Lung cancer is the leading cause of cancer mortality worldwide; therefore, understanding the biologic role of immune cell infiltrates in the tumor microenvironment is of eminent interest. In this study we compared immune cell populations, T-cell responses and secreted cytokines in primary tumors and nontumoral lung tissue from more than 40 adenocarcinomas (AC) and 40 squamous cell carcinomas (SCC) of non-small cell lung cancer (NSCLC) patients undergoing neoadjuvant surgery. Moreover, we compared immune-suppressive populations such as CD4+CD25+Foxp3+ T regulatory cells and myeloid-derived suppressor cells (MDSC) and the expression of immune checkpoint molecules PD-1, TIM3, LAG-3 and CTLA-4 in the blood of these patients. In both tumor subtypes we observed similarly higher infiltration of B cells, memory T cells, dendritic cells, NK cells, monocytes/macrophages, mast cells and CD4+CD25+Foxp3+ T regulatory cells compared to nontumoral tissue. However, immune cells seemed to be suppressed functionally more in SCC than AC as we detected significantly lower IFN-γ-positive T cells and production of proinflammatory cytokines after stimulation. PD-1, TIM3 and LAG-3 expression on T cells in blood and PD-1 on intratumoral CD8+ T cells of SSC patients were significantly elevated compared to AC patients. Similarly, the high number of MDSC, which correlated with Arginase 1 mRNA levels and downregulation of CD3zeta in T cells, was detected only in SCC. These results suggest that immune system of SSC patients might be subjected to a higher systemic and tumor-associated immune suppression than in AC patients. This should be taken into consideration in designing lung cancer immunotherapeutic approaches.

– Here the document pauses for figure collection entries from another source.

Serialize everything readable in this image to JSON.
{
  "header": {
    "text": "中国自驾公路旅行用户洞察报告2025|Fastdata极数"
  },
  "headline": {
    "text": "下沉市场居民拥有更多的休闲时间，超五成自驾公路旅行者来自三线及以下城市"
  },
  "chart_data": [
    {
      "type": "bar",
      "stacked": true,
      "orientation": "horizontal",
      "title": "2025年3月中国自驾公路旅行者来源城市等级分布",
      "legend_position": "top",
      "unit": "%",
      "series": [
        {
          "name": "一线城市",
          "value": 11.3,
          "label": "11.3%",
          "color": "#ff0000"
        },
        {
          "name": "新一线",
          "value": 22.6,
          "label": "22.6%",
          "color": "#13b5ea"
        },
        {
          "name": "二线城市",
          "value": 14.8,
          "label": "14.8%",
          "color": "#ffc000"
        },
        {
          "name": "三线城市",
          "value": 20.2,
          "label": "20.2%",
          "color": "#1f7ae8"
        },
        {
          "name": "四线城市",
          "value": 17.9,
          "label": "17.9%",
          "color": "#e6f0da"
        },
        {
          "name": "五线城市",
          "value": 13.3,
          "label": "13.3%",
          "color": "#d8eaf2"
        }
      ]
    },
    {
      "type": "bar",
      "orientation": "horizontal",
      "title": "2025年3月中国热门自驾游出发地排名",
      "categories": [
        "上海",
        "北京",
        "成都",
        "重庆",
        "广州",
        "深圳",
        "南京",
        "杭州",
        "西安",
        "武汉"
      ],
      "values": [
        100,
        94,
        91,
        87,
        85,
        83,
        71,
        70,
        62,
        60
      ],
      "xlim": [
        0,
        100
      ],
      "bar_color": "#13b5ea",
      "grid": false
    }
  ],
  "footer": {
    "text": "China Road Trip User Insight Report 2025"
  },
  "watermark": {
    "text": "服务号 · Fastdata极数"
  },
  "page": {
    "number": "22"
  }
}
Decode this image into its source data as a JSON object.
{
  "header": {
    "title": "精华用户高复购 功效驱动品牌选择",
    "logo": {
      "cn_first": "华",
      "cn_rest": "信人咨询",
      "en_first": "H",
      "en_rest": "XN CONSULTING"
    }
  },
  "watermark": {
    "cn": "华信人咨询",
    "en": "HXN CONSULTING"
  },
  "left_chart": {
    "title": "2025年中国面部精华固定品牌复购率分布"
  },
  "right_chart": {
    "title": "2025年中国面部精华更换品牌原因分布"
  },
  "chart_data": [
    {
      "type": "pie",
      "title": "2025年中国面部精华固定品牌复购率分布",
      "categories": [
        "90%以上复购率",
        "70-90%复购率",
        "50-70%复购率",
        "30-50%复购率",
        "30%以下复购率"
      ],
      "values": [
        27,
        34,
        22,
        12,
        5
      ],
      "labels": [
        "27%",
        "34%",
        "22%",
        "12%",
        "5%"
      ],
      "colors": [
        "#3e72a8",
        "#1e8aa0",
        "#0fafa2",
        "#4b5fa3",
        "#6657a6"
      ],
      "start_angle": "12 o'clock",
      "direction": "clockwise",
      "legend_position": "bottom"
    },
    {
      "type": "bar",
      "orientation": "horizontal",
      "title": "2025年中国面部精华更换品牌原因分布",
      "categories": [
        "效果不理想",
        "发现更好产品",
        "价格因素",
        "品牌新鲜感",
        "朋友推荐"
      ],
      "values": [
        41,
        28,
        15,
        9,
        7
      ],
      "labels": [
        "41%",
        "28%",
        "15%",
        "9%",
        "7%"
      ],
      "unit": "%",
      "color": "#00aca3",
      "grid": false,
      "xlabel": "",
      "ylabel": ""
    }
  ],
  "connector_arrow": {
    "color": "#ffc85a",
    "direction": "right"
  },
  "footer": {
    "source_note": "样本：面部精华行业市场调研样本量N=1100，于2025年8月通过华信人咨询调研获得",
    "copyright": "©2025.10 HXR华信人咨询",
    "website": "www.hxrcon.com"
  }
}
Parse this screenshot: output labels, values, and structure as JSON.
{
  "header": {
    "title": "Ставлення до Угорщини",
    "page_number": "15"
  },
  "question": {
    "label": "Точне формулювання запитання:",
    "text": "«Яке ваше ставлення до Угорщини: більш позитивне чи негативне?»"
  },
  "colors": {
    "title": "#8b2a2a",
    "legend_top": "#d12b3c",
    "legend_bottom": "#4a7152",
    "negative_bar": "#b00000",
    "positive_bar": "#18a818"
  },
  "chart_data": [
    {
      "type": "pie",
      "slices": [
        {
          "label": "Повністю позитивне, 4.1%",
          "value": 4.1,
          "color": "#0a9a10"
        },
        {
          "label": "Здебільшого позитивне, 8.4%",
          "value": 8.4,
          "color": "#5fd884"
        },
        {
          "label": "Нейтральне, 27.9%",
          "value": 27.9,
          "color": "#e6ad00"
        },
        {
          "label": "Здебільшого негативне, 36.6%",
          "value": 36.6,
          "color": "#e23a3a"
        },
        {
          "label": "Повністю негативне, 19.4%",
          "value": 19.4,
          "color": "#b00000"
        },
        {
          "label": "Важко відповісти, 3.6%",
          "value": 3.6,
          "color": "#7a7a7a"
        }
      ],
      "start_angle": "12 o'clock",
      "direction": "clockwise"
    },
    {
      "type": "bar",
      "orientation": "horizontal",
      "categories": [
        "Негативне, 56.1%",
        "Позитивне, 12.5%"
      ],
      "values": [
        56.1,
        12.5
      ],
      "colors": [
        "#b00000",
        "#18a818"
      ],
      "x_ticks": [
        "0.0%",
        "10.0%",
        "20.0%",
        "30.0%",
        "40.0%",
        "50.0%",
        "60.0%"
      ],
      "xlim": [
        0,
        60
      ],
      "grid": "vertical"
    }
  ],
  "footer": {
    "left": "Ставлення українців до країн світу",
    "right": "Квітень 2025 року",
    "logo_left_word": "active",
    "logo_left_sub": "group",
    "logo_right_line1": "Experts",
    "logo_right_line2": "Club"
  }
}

Citation Format: Nada Hradilova, Ondrej Palata, Lenka Sadilkova, Dagmar Mysikova, Hana Mrazkova, Robert Lischke, Radek Spisek, Irena Adkins. Distinct immune status in patients with adenocarcinoma and squamous cell carcinoma: Implication for immunotherapy of non-small cell lung cancer [abstract]. In: Proceedings of the AACR Special Conference on Tumor Immunology and Immunotherapy; 2018 Nov 27-30; Miami Beach, FL. Philadelphia (PA): AACR; Cancer Immunol Res 2020;8(4 Suppl):Abstract nr B82.